Na dwa dni przed koncertem nie byłem pewien czy w ogóle pojadę, a jeśli nawet, to samotnie. Jak się jednak okazało, bielsko-katowicka załoga nie odpuszcza dobrych gigów i w skromnej, ale z czasem powiększającej się ekipie. wspólnie pojechaliśmy do krakowskiego Studia.

W klubie pojawiło się tysiąc a może nawet więcej metalowej braci, zaangażowanej w koncert gwiazdy wieczoru od pierwszej minuty po obsuwie. Także, jeśli ktoś chciał moshować - to to robił, ściany śmierci? Owszem. Dokładnie na ‘’Ropes’’ oraz ‘’Cloud Connected’’. Crowd surfing? Jak najbardziej - niemal przez cały gig. Przed startem show In Flames ulokowaliśmy się z lewej strony sceny, tuż obok konsolety obsługiwanej - uwaga - przez piękną blondynę. Pierwszy raz widziałem by kobieta kręciła gałkami - i bynajmniej bez podtekstów. Sound kreowany przez (chyba) Szwedkę lub Brytyjkę, dał radę, a sądząc po jej minie przed koncertem, może nie była zestresowana, ale piętnastominutowa obsuwa w jej przypadku wydaje się być rzadkością. A co do brzmienia, jestem kontent i chylę czoła przed pracą tej urodziwej pani. Nie wiem jak na ‘’trybunach’’ i ‘’schodach’’, ale nawet w środku młyna - a co najciekawsze w drugim lub trzecim rzędzie (w którym to znalazłem się jeszcze w trakcie ‘’All For Me’’) wyraźnie słyszałem sola, modulowany głos Fridena, a co najważniejsze całe bębny.

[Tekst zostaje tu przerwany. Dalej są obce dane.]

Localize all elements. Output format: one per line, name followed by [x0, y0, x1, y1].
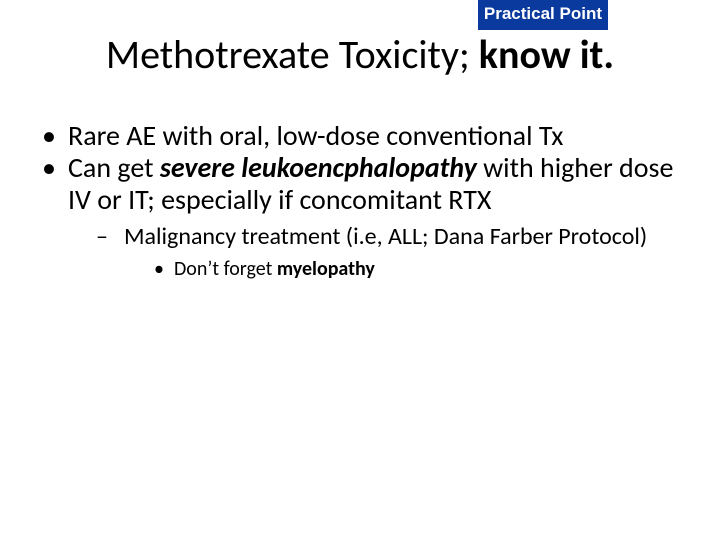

Osobiście najlepiej bawiłem się w czasie nieśmiertelnego ‘’Only For The Weak’’ (ktoś nie skakał?!) i wieńczącego występ ‘’Take This Life’’. "Insipid 2000" wypadło z setlisty, a świeżo dodane do koncertowego arsenału, mocno odbiegające od metalowego grania - ‘’Liberation’’ było chwilą spokoju, a może nawet koncertowych przemyśleń odnośnie tego, jak Polacy traktują inną niż czysto metalową twórczość. Podobnież ‘’Come Clarity’’, ale tutaj obyło się bez pogo, a za to z konkretnym sing a longiem. Swoją drogą Anders (wybitnie szczęśliwy tego wieczoru) chętnie i często dawał się wykazać setkom fanów. Z pozytywnych akcentów, wartych odnotowania nie tylko ze względu na dziennikarskie obowiązki, jest fakt, iż multum oddanych zwolenników grupy przyniosło ze sobą flagi, a jedna z nich, z tekstem z ‘’Take This Life’’, zawisła na zestawie perkusyjnym Daniela Svennsona. Ponadto fani przygotowali liczne karteczki ze starym/nowym logo zespołu z napisem ‘’Behind Space’’. Niestety ta akcja nie przyniosła zamierzonego rezultatu, podobnie jak wołanie o ‘’Clayman’’ czy ‘’My Sweet Shadow’’ (gdybym wiedział, że jest na to choćby cień szansy, to pewnie darłbym się w niebogłosy).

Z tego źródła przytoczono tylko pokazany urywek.